Classifying rare events
Baseline (20 points)
You will start with this notebook and run it (you need GPU acceleration) to get baseline results for the train and test datasets after you address overfitting.
- Plot the ROC curves
- Plot the Recall-Precision curves
- Confusion matrix for 50% threshold
Use Optuna to find the best hyperparameters for the baseline model.
Please note that you can use Pytorch for this and subsequent steps of this assignment. You need to recode the model in Pytorch though, however it is typically not very time consuming.
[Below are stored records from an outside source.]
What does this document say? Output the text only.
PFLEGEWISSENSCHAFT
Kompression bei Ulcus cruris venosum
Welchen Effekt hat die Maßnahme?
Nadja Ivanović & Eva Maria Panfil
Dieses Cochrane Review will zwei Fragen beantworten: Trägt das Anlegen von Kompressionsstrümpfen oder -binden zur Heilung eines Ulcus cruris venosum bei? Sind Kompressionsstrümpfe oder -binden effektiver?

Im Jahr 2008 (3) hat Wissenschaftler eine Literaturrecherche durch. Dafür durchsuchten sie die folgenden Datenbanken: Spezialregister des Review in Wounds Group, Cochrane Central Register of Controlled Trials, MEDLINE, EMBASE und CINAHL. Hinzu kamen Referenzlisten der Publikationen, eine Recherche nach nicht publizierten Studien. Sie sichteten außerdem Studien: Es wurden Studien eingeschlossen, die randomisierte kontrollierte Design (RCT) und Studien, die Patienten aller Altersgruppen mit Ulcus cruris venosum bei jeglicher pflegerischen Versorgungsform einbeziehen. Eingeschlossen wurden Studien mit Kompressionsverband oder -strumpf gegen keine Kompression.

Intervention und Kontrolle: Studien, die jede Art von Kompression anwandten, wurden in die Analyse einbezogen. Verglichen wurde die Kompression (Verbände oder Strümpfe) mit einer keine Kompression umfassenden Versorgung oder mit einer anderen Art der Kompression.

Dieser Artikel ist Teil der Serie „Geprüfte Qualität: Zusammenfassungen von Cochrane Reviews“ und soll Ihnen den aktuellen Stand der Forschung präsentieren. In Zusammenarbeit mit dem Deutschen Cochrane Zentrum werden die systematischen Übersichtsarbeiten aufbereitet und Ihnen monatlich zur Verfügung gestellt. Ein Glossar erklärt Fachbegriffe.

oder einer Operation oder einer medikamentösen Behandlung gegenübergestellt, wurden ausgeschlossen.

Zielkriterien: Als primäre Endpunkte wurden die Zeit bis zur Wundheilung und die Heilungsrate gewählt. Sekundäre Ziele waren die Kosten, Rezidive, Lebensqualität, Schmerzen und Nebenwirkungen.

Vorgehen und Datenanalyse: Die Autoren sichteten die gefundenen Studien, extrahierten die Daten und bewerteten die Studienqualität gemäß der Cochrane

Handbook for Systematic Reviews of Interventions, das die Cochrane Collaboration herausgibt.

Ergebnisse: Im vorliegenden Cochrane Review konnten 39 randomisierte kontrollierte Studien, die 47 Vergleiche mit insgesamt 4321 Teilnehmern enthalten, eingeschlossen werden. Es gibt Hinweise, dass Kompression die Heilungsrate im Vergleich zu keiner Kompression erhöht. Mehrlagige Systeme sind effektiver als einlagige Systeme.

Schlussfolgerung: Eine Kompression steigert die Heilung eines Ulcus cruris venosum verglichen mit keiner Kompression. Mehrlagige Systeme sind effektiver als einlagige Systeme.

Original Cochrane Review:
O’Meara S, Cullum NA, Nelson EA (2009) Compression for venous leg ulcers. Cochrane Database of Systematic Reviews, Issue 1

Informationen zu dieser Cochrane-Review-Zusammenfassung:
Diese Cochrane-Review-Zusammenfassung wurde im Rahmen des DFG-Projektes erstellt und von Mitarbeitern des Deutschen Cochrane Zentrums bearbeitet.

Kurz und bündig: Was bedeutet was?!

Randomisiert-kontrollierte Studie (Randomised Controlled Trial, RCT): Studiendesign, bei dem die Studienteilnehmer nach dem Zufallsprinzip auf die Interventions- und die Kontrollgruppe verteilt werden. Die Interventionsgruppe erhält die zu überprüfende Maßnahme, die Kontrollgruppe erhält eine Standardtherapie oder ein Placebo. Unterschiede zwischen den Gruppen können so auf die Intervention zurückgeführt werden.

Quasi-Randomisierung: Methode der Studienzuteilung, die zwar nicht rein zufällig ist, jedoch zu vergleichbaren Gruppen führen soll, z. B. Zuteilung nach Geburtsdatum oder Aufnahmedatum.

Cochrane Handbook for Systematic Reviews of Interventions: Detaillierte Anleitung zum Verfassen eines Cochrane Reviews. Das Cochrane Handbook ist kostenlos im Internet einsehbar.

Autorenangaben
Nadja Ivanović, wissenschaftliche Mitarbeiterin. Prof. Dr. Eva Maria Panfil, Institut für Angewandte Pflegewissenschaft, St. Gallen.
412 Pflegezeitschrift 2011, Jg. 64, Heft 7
Cause rare events (5 points)
Produce another dataset with the same number of examples but with the rare class being 10% and 1% of the total. You can do this by sampling from the original dataset and keeping only 10% of the rare class (cats) and 100% of the common class (dogs).
Store such datasets in the data
directory.
Re-train and re-evaluate (15 points)
Re-train the model on the rare class datasets and evaluate it by reoplicating the results of the baseline case above. Comment on your observations as to what is the performance of the rare class.
Improve (15 points)
Improve the performance of the model on the rare class by using two of the techniques outlined in section 3 of this paper.
What you will submit
You can submit the rare event improvement as a separate notebook. Both must exists in your private Github repo we asked you to create for all your assignments under a suitably chosen directory name that we can easily identify as this assignment.